Petta – Kota Makassar baru saja diterjang banjir hebat. Air meluap, merendam pemukiman hingga setinggi dada orang dewasa. Namun, bukan hanya genangan dan lumpur yang tertinggal, kisah seekor buaya besar muncul di daerah Antang seakan membawa cerita mistis dari masa lalu. Warga geger, aparat turun tangan, dan reptil itu akhirnya dipindahkan ke Cimory Dairyland, Gowa. Masalah selesai? Belum tentu.
Seorang kakek, entah mendapat wahyu dari mana, tiba-tiba muncul dan mengklaim bahwa buaya itu adalah bagian dari garis keturunannya. “Saya pawang yang diutus cucunya!” katanya dengan keyakinan penuh. Ritual pun dilakukan, tangan diulurkan untuk menyentuh dan meberi makan sang ‘leluhur’. Tapi, alih-alih memberikan restu, si buaya Antang justru memberikan gigitan maut yang hampir membuat tangan sang kakek putus.
Video kejadian ini viral, seperti kebanyakan insiden absurd yang menjadi konsumsi digital kita. Netizen mengerutkan dahi, tertawa, terkejut, lalu bertanya-tanya: Apakah kita masih hidup di zaman di mana orang percaya mereka adalah keturunan buaya? Kepercayaan semacam ini adalah bagian dari folklore, mitos yang diwariskan turun-temurun. Tapi di era AI, teknologi luar angkasa, dan self-driving cars, apakah masih relevan?

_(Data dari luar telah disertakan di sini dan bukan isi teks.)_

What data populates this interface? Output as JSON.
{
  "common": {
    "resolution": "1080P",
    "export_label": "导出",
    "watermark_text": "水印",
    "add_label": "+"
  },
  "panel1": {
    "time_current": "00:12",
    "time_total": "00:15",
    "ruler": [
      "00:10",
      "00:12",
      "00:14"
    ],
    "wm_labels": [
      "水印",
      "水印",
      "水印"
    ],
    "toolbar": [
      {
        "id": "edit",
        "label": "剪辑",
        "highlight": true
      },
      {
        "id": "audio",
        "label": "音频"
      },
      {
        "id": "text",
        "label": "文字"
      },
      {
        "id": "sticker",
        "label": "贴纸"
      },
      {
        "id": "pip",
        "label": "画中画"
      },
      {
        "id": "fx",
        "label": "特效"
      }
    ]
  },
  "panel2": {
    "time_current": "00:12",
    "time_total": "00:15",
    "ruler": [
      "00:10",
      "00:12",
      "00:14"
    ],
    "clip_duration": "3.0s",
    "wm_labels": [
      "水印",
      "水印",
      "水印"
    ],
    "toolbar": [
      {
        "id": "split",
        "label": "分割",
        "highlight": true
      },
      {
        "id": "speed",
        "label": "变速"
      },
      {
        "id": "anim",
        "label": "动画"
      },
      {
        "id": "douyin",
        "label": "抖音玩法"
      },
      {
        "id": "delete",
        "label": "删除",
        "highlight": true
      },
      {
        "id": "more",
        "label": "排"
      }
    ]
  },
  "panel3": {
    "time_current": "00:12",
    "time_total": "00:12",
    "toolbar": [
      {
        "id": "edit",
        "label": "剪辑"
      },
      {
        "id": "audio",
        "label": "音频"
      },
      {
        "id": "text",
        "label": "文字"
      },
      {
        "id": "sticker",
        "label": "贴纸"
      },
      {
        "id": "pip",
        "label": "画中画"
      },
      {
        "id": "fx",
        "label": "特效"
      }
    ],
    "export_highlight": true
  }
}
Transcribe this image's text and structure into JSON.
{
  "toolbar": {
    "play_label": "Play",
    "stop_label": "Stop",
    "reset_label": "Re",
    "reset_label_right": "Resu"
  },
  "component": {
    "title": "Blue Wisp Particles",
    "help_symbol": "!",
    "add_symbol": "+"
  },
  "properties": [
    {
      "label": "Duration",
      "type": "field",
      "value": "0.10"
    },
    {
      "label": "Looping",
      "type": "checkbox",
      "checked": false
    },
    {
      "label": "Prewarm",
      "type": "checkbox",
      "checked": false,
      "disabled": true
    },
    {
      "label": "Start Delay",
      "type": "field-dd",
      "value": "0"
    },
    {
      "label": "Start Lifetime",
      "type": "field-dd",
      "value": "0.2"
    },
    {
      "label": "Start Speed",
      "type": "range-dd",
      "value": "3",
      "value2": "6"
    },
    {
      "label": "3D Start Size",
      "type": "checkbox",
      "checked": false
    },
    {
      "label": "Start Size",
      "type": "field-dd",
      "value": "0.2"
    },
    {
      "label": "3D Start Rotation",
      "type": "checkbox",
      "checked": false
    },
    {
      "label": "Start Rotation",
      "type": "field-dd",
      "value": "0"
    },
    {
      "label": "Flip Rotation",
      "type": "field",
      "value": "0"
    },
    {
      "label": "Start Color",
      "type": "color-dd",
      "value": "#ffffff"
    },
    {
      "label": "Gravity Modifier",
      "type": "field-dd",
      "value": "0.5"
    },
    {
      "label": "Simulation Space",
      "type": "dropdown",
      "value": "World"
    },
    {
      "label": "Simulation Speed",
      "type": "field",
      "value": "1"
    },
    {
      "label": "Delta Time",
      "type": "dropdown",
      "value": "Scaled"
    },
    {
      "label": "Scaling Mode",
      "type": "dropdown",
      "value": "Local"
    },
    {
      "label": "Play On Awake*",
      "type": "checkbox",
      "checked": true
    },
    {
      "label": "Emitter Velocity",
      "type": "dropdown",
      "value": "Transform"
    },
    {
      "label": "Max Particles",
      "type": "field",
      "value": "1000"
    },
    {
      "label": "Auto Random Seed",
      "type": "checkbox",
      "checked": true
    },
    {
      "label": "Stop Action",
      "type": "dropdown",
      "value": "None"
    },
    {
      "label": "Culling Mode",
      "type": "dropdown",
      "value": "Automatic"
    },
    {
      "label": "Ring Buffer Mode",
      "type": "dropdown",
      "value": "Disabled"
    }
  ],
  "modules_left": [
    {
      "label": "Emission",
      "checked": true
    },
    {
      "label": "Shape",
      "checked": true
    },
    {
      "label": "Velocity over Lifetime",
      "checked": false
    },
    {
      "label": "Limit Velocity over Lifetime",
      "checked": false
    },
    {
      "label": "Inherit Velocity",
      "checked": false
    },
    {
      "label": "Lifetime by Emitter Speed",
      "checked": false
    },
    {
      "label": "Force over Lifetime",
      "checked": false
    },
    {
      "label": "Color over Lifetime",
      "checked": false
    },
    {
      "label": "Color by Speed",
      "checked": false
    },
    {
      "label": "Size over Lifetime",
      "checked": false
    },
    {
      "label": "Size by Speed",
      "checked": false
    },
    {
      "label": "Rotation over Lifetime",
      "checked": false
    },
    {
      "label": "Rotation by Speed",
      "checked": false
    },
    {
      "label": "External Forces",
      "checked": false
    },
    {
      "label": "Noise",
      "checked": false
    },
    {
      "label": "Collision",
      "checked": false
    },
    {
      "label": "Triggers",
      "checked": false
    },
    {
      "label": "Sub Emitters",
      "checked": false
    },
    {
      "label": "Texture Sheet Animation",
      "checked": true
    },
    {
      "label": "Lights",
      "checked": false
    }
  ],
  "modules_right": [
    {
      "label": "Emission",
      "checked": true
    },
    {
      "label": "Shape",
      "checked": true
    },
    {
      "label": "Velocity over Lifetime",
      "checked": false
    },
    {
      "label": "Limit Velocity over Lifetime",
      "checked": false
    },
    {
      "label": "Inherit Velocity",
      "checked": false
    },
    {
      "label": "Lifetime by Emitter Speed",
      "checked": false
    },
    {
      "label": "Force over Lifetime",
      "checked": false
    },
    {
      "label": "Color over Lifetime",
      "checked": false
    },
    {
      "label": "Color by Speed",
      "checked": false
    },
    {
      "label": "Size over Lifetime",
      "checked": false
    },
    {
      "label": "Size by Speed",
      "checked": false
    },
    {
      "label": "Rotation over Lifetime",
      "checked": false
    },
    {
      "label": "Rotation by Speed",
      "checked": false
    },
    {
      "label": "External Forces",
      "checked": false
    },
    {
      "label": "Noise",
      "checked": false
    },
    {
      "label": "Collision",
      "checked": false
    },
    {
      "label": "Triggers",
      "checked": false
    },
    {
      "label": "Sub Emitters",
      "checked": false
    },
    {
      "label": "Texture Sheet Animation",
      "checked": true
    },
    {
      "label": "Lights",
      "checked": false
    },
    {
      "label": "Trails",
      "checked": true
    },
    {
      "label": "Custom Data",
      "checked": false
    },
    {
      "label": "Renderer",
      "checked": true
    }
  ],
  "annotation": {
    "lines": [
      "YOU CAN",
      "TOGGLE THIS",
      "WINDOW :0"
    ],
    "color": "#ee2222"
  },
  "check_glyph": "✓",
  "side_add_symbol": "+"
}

Kepercayaan terhadap buaya dalam budaya lokal bukanlah hal baru. Di berbagai daerah di Indonesia, buaya sering dianggap sebagai makhluk spiritual, penjaga sungai, bahkan leluhur yang harus dihormati. Beberapa suku percaya bahwa mereka memiliki hubungan khusus dengan buaya, menganggapnya sebagai perwujudan nenek moyang yang kembali untuk melindungi keturunan mereka. Namun, kejadian di Gowa ini menimbulkan pertanyaan: Apakah semua kepercayaan lama harus tetap lestari, ataukah ada batas di mana tradisi harus tunduk pada akal sehat?

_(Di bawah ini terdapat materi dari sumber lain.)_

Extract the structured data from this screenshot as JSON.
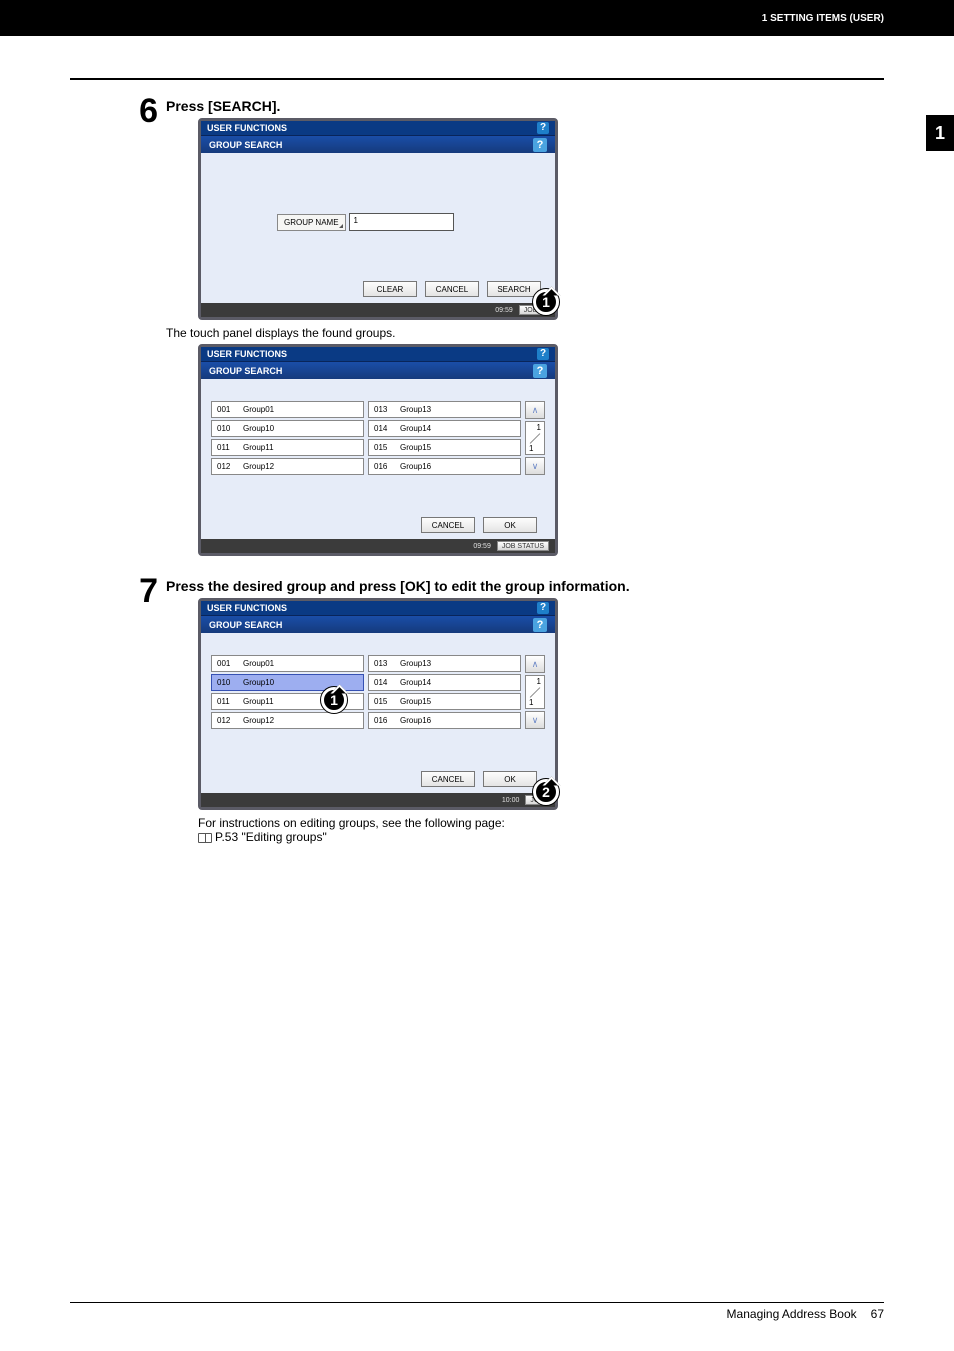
{
  "header": {
    "section": "1 SETTING ITEMS (USER)"
  },
  "sideTab": "1",
  "step6": {
    "num": "6",
    "title": "Press [SEARCH].",
    "titlebar": "USER FUNCTIONS",
    "subbar": "GROUP SEARCH",
    "groupNameLabel": "GROUP NAME",
    "groupNameValue": "1",
    "buttons": {
      "clear": "CLEAR",
      "cancel": "CANCEL",
      "search": "SEARCH"
    },
    "time": "09:59",
    "jobs": "JOB S"
  },
  "note6b": "The touch panel displays the found groups.",
  "panel6b": {
    "titlebar": "USER FUNCTIONS",
    "subbar": "GROUP SEARCH",
    "col1": [
      {
        "id": "001",
        "name": "Group01"
      },
      {
        "id": "010",
        "name": "Group10"
      },
      {
        "id": "011",
        "name": "Group11"
      },
      {
        "id": "012",
        "name": "Group12"
      }
    ],
    "col2": [
      {
        "id": "013",
        "name": "Group13"
      },
      {
        "id": "014",
        "name": "Group14"
      },
      {
        "id": "015",
        "name": "Group15"
      },
      {
        "id": "016",
        "name": "Group16"
      }
    ],
    "page": {
      "cur": "1",
      "tot": "1"
    },
    "buttons": {
      "cancel": "CANCEL",
      "ok": "OK"
    },
    "time": "09:59",
    "jobs": "JOB STATUS"
  },
  "step7": {
    "num": "7",
    "title": "Press the desired group and press [OK] to edit the group information.",
    "titlebar": "USER FUNCTIONS",
    "subbar": "GROUP SEARCH",
    "col1": [
      {
        "id": "001",
        "name": "Group01"
      },
      {
        "id": "010",
        "name": "Group10",
        "selected": true
      },
      {
        "id": "011",
        "name": "Group11"
      },
      {
        "id": "012",
        "name": "Group12"
      }
    ],
    "col2": [
      {
        "id": "013",
        "name": "Group13"
      },
      {
        "id": "014",
        "name": "Group14"
      },
      {
        "id": "015",
        "name": "Group15"
      },
      {
        "id": "016",
        "name": "Group16"
      }
    ],
    "page": {
      "cur": "1",
      "tot": "1"
    },
    "buttons": {
      "cancel": "CANCEL",
      "ok": "OK"
    },
    "time": "10:00",
    "jobs": "JOB"
  },
  "ref": {
    "line1": "For instructions on editing groups, see the following page:",
    "line2": "P.53 \"Editing groups\""
  },
  "footer": {
    "title": "Managing Address Book",
    "page": "67"
  },
  "help": "?"
}
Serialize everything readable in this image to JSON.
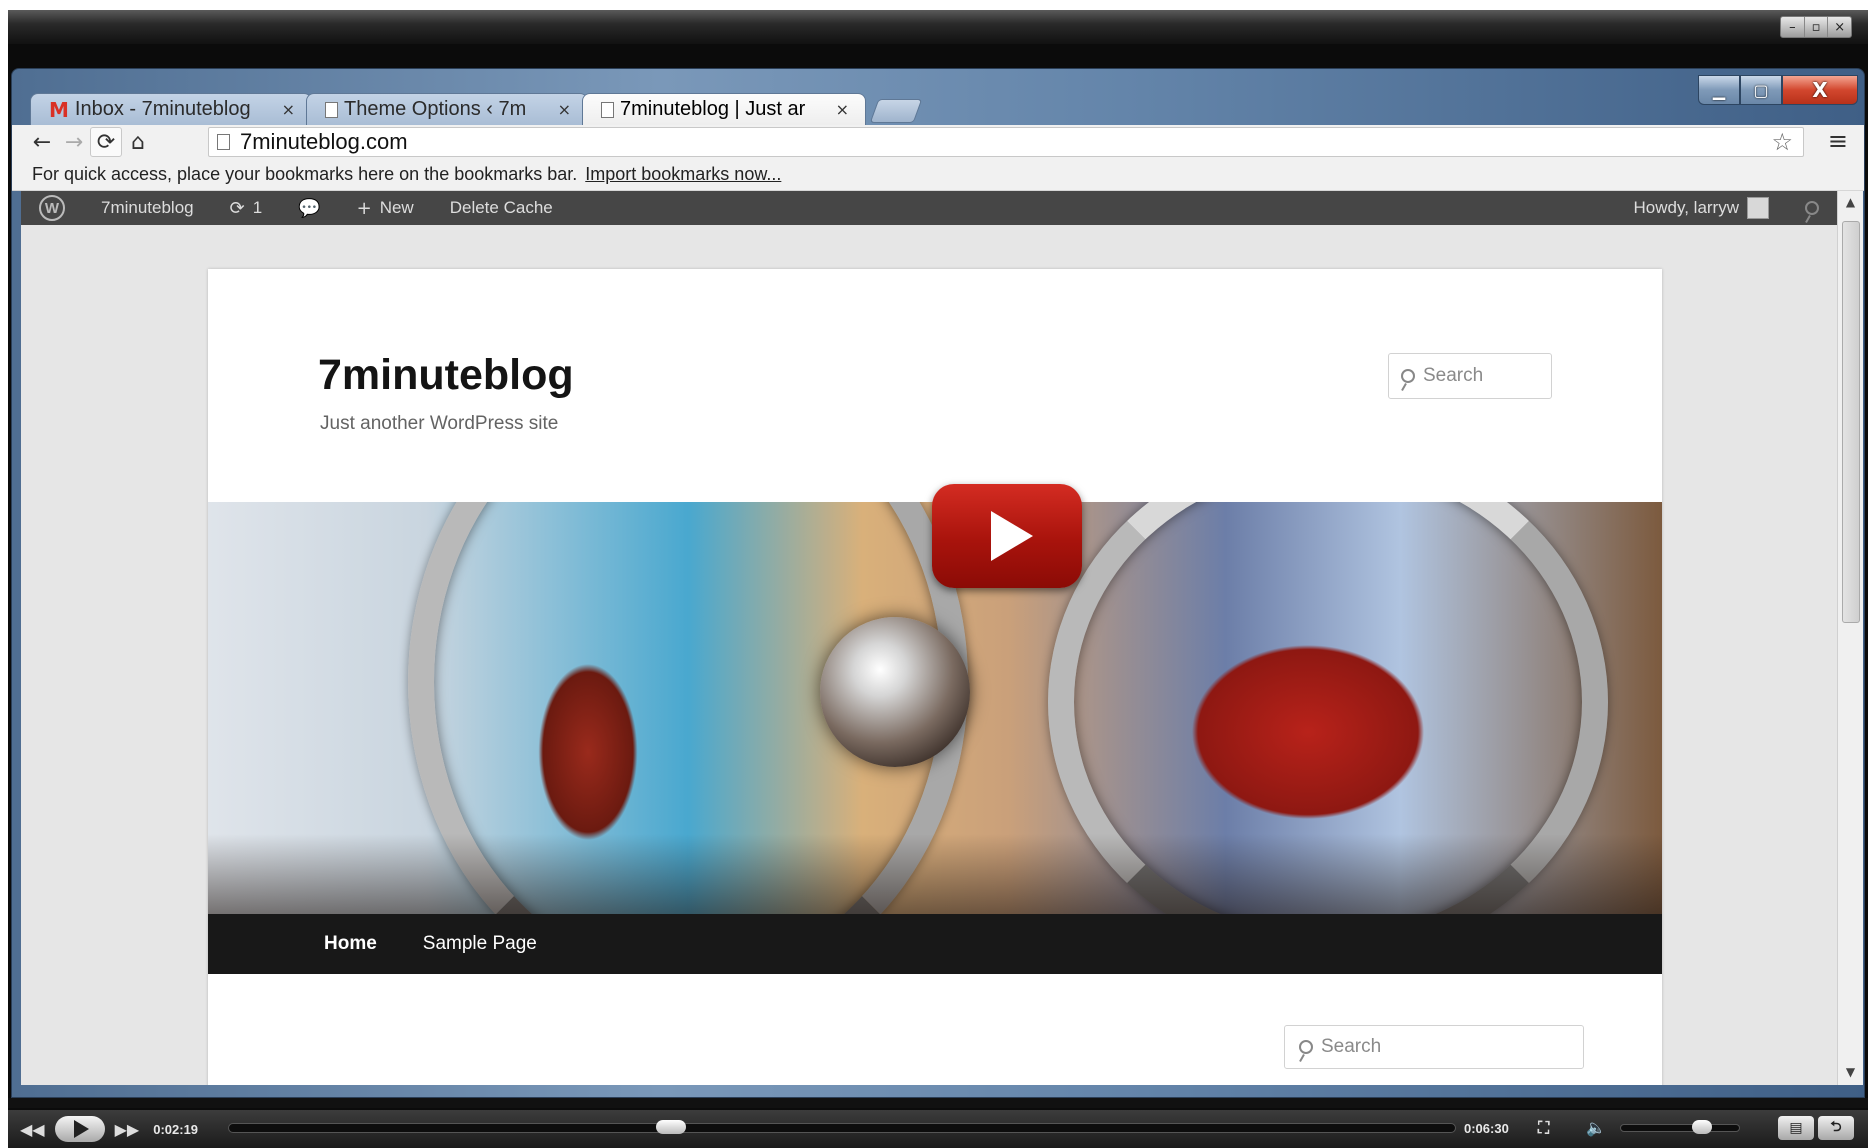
{
  "player": {
    "window_controls": [
      "–",
      "▫",
      "×"
    ],
    "current_time": "0:02:19",
    "total_time": "0:06:30",
    "progress": 0.357,
    "volume": 0.72,
    "icons": [
      "rewind-icon",
      "play-icon",
      "fast-forward-icon",
      "fullscreen-icon",
      "volume-icon",
      "mode-icon"
    ]
  },
  "browser": {
    "window_controls": {
      "minimize": "▁",
      "maximize": "▢",
      "close": "X"
    },
    "tabs": [
      {
        "favicon": "M",
        "label": "Inbox - 7minuteblog",
        "active": false
      },
      {
        "favicon": "page",
        "label": "Theme Options ‹ 7m",
        "active": false
      },
      {
        "favicon": "page",
        "label": "7minuteblog | Just ar",
        "active": true
      }
    ],
    "tab_close": "×",
    "toolbar": {
      "back": "←",
      "forward": "→",
      "reload": "⟳",
      "home": "⌂",
      "star": "☆",
      "menu": "≡"
    },
    "url": "7minuteblog.com",
    "bookmarks_bar": {
      "message": "For quick access, place your bookmarks here on the bookmarks bar.",
      "link": "Import bookmarks now..."
    }
  },
  "admin_bar": {
    "wp_logo": "W",
    "site_name": "7minuteblog",
    "updates_icon": "⟳",
    "updates_count": "1",
    "comments_icon": "💬",
    "new_icon": "+",
    "new_label": "New",
    "delete_cache": "Delete Cache",
    "howdy": "Howdy, larryw",
    "search_icon": "search-icon"
  },
  "scrollbar": {
    "up": "▲",
    "down": "▼"
  },
  "site": {
    "title": "7minuteblog",
    "tagline": "Just another WordPress site",
    "search_placeholder": "Search",
    "nav": [
      "Home",
      "Sample Page"
    ],
    "sidebar_search_placeholder": "Search"
  },
  "colors": {
    "admin_bar": "#464646",
    "nav_bar": "#181818",
    "play_button": "#c4211a",
    "browser_frame": "#6485aa"
  }
}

Ketika sains dan teknologi berkembang pesat, kita semakin memahami bahwa buaya hanyalah hewan predator, bukan entitas mistis. Fakta biologis tak bisa ditawar: buaya memiliki naluri berburu, bukan naluri berkeluarga dengan manusia. Namun, keyakinan terhadap mitos semacam ini masih kuat bertahan, bahkan di kalangan masyarakat yang sudah terpapar informasi modern. Ini mencerminkan betapa kuatnya warisan budaya, meski kadang harus berbenturan dengan realitas.
Kasus ini membuka diskusi lebih luas: kapan tradisi berharga dan kapan harus direvisi? Jika kepercayaan bisa berujung pada bahaya nyata, apakah layak terus dipertahankan? Atau, seperti kakek tadi, kita hanya sedang menunggu ‘gigitan’ realitas yang akan membangunkan kita dari ilusi nenek moyang?
Sementara itu, buaya di Antang tetap diam. Ia tidak tahu-menahu soal warisan budaya atau perdebatan tentang modernitas. Yang jelas, bagi reptil prasejarah itu, tangan manusia hanyalah satu hal: makanan yang menggoda.